So this is an ‘unofficial’ update, and it may well be uncouth, but whatever… it’s my blog.
The problem with having a ‘photo-blog’ is that you can’t respond as immediately to things as you might like, because quality standards dictate what you end publishing.
Of course, we all know that the best, most insightful posts (at least in the Scottish culture) come from the person that is fairly intoxicated, and so I’ve decided to skip the pictures from tonight till I’m back in the “United” Kingdom to reflect on what’s happened. Most of this stuff won’t even sink in for days, weeks or even months.
So basically, this is going to be one big existential blurb.
I miss Glasgow and its character… the fact that it is my home; the cynical outlook; the community in spite of ridiculous troubles; the charisma and charm… the pride. I miss the accent and the people and the dangerous familiarity that our culture breeds; the communal understanding and bitter undertones. I miss everything about Scotland that I feel sets us apart from everywhere else… the way we live.
At the same time, I can’t help but feel at home here: the politeness of people; the acceptance of ‘the other’; the generosity; the diversity of cultures… and dare I say it, the very capitalist comforts.
I miss Caroline already (can you guess?) I miss Natalie… I miss Jeremiah and Jessie and Matt and Chris and Grace and Deb and JJ and… I miss the frank and open discussions; I miss the people I’ve spent time with and the people who I might well never see again.
My heart feels totally ripped out, and it’s horrific. I feel like I did years ago with people from Inverness and beyond who I would meet but once a year but who I had spent so much time together with and who had had such an impact on my life but who might always remain as simply memories.
This sort of pain isn’t easily explained. It isn’t just an emotional thing… it’s physical.

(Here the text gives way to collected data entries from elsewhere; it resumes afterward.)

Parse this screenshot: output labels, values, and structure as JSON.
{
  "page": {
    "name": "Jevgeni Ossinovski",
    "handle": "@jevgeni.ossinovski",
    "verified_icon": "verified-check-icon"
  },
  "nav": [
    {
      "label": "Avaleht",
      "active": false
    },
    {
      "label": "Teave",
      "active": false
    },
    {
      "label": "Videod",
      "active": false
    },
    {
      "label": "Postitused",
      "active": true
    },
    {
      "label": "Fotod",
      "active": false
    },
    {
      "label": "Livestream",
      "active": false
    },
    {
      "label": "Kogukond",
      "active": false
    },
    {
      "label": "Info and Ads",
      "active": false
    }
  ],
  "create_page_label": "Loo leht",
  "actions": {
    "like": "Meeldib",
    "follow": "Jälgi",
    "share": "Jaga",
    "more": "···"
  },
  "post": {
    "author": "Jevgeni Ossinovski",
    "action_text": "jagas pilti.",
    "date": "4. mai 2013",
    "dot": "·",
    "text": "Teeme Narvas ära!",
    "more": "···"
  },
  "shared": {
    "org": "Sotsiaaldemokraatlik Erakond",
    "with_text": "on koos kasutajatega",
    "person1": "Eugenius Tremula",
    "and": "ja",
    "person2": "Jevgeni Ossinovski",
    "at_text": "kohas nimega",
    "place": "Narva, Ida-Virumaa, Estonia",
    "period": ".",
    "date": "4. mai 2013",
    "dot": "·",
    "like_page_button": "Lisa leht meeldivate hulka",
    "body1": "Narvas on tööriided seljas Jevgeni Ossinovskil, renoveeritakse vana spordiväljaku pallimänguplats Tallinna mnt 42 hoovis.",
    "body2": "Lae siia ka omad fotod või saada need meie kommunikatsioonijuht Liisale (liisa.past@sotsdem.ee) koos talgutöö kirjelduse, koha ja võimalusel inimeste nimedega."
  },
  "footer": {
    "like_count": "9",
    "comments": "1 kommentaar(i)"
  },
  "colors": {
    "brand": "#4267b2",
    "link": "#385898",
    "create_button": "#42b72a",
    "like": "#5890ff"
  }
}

When Caroline left last week I got a taste of it… sick to my stomach for no rational, proper reason… and I’m scared to death of what it might do to me when I get home. Much like I did when leaving that outdoor centre years ago, I am terrified that I will spend days… if not weeks… haunted by the impassible loneliness of being apart from people you have spent so much time with. It’s not about taking away from your own world and routine, but an acknowledgement of what you’re apart from… of the maddening situations that force us into a defined culture and rit, irrespective of our shared humanity… even across thousands of miles.
This may seem to some like I am being dismissive of my own life back home, much as anybody experiencing ‘peaks and valleys’ may do, and to that end it is not. The dilemma is that finding a way of balancing your home, your familiarities and your culture with the free spirit and approach attached to traveling away from where your heart lies is not easy, and is such a horrible conflict to have to deal with.

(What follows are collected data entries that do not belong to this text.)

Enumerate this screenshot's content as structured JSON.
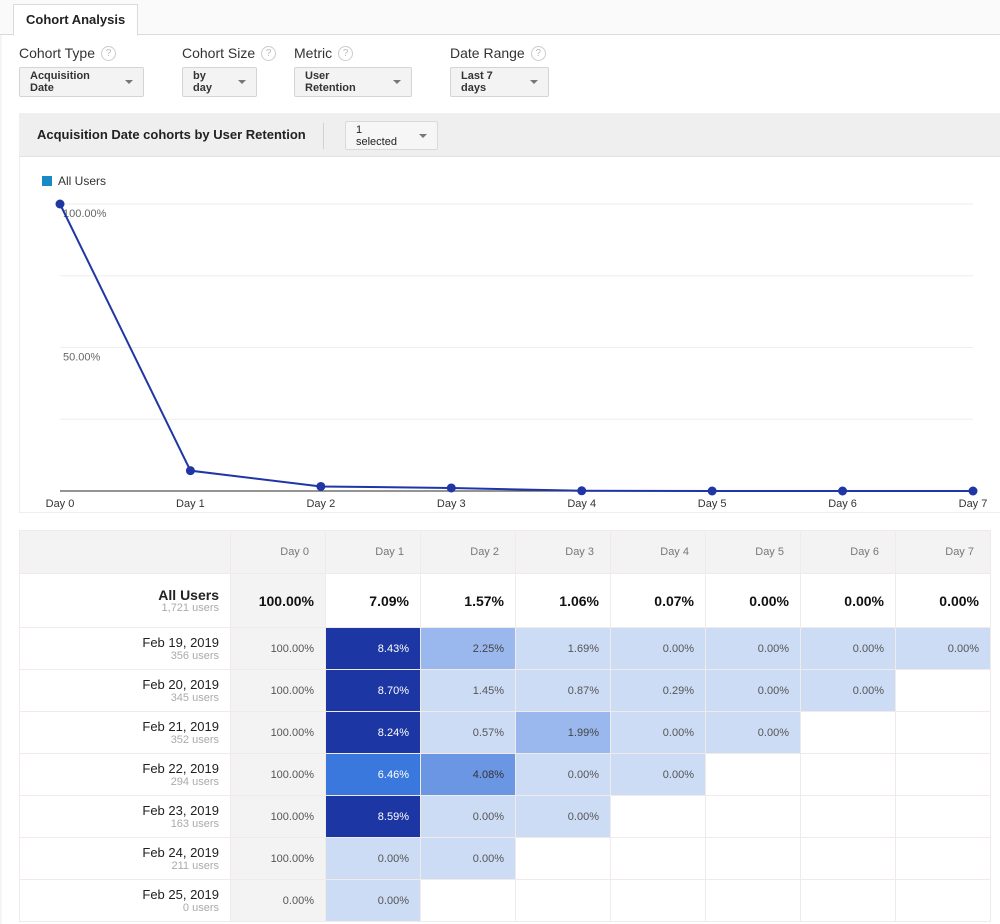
{
  "tab": {
    "label": "Cohort Analysis"
  },
  "controls": [
    {
      "label": "Cohort Type",
      "value": "Acquisition Date",
      "help": "?"
    },
    {
      "label": "Cohort Size",
      "value": "by day",
      "help": "?"
    },
    {
      "label": "Metric",
      "value": "User Retention",
      "help": "?"
    },
    {
      "label": "Date Range",
      "value": "Last 7 days",
      "help": "?"
    }
  ],
  "panel": {
    "title": "Acquisition Date cohorts by User Retention",
    "selector": "1 selected"
  },
  "chart_data": {
    "type": "line",
    "legend": [
      {
        "name": "All Users",
        "color": "#1a8ac6"
      }
    ],
    "legend_position": "top-left",
    "categories": [
      "Day 0",
      "Day 1",
      "Day 2",
      "Day 3",
      "Day 4",
      "Day 5",
      "Day 6",
      "Day 7"
    ],
    "series": [
      {
        "name": "All Users",
        "color": "#1f36a4",
        "values": [
          100.0,
          7.09,
          1.57,
          1.06,
          0.07,
          0.0,
          0.0,
          0.0
        ]
      }
    ],
    "yticks": [
      {
        "value": 100,
        "label": "100.00%"
      },
      {
        "value": 50,
        "label": "50.00%"
      }
    ],
    "gridlines": [
      0,
      25,
      50,
      75,
      100
    ],
    "ylim": [
      0,
      100
    ],
    "grid": true
  },
  "table": {
    "columns": [
      "Day 0",
      "Day 1",
      "Day 2",
      "Day 3",
      "Day 4",
      "Day 5",
      "Day 6",
      "Day 7"
    ],
    "total": {
      "label": "All Users",
      "users": "1,721 users",
      "values": [
        "100.00%",
        "7.09%",
        "1.57%",
        "1.06%",
        "0.07%",
        "0.00%",
        "0.00%",
        "0.00%"
      ]
    },
    "rows": [
      {
        "label": "Feb 19, 2019",
        "users": "356 users",
        "values": [
          "100.00%",
          "8.43%",
          "2.25%",
          "1.69%",
          "0.00%",
          "0.00%",
          "0.00%",
          "0.00%"
        ]
      },
      {
        "label": "Feb 20, 2019",
        "users": "345 users",
        "values": [
          "100.00%",
          "8.70%",
          "1.45%",
          "0.87%",
          "0.29%",
          "0.00%",
          "0.00%"
        ]
      },
      {
        "label": "Feb 21, 2019",
        "users": "352 users",
        "values": [
          "100.00%",
          "8.24%",
          "0.57%",
          "1.99%",
          "0.00%",
          "0.00%"
        ]
      },
      {
        "label": "Feb 22, 2019",
        "users": "294 users",
        "values": [
          "100.00%",
          "6.46%",
          "4.08%",
          "0.00%",
          "0.00%"
        ]
      },
      {
        "label": "Feb 23, 2019",
        "users": "163 users",
        "values": [
          "100.00%",
          "8.59%",
          "0.00%",
          "0.00%"
        ]
      },
      {
        "label": "Feb 24, 2019",
        "users": "211 users",
        "values": [
          "100.00%",
          "0.00%",
          "0.00%"
        ]
      },
      {
        "label": "Feb 25, 2019",
        "users": "0 users",
        "values": [
          "0.00%",
          "0.00%"
        ]
      }
    ],
    "heat_colors": {
      "darkest": "#1c37a3",
      "dark": "#3a78de",
      "mid": "#6b96e4",
      "light": "#9ab8ed",
      "lightest": "#cddcf5"
    }
  }
}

Bleh. I don’t want to have to go home and deal with the same old struggles with incompetence, financial insecurity and general bullshit… of course I don’t, but then… wherever I make my ‘home’ will come with the same issues.
So how do you quench a desire for people and experiences outwith the familiar? How do you stop the romantic ideas from taking over? Is this experience really any more of ‘reality’ than anything else? I don’t think so, but it doesn’t leave any easy answers.

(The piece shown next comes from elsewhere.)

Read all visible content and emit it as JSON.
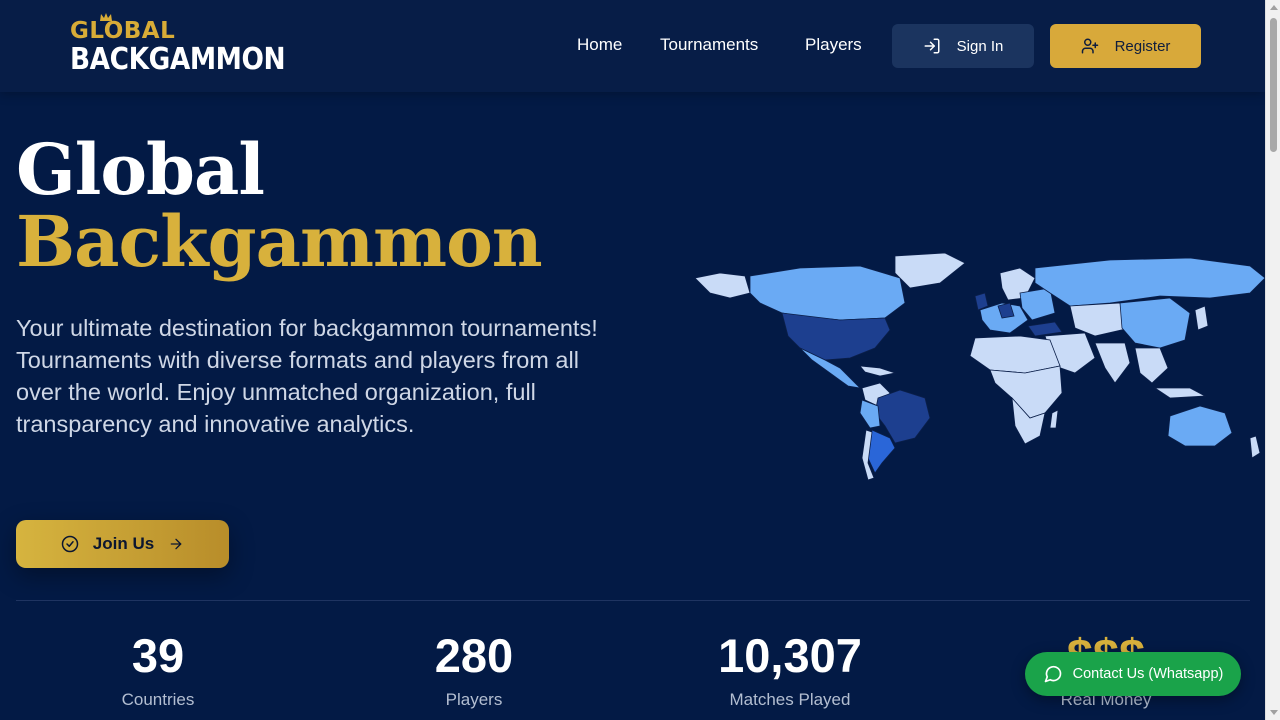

I feel pretty awful about all of this, and no matter what way I express or turn it seems to be cursed. Cursed if you express a longing for people and situations outwith your home; cursed if you take too much of a passion in those far away… from all sides you’re doomed.
I don’t really have any answers just now, but I hope somebody does, or else life seems to be one big cycle of longing discontent or grateful stagnation.
God, how depressing. I really am an existentialist after all.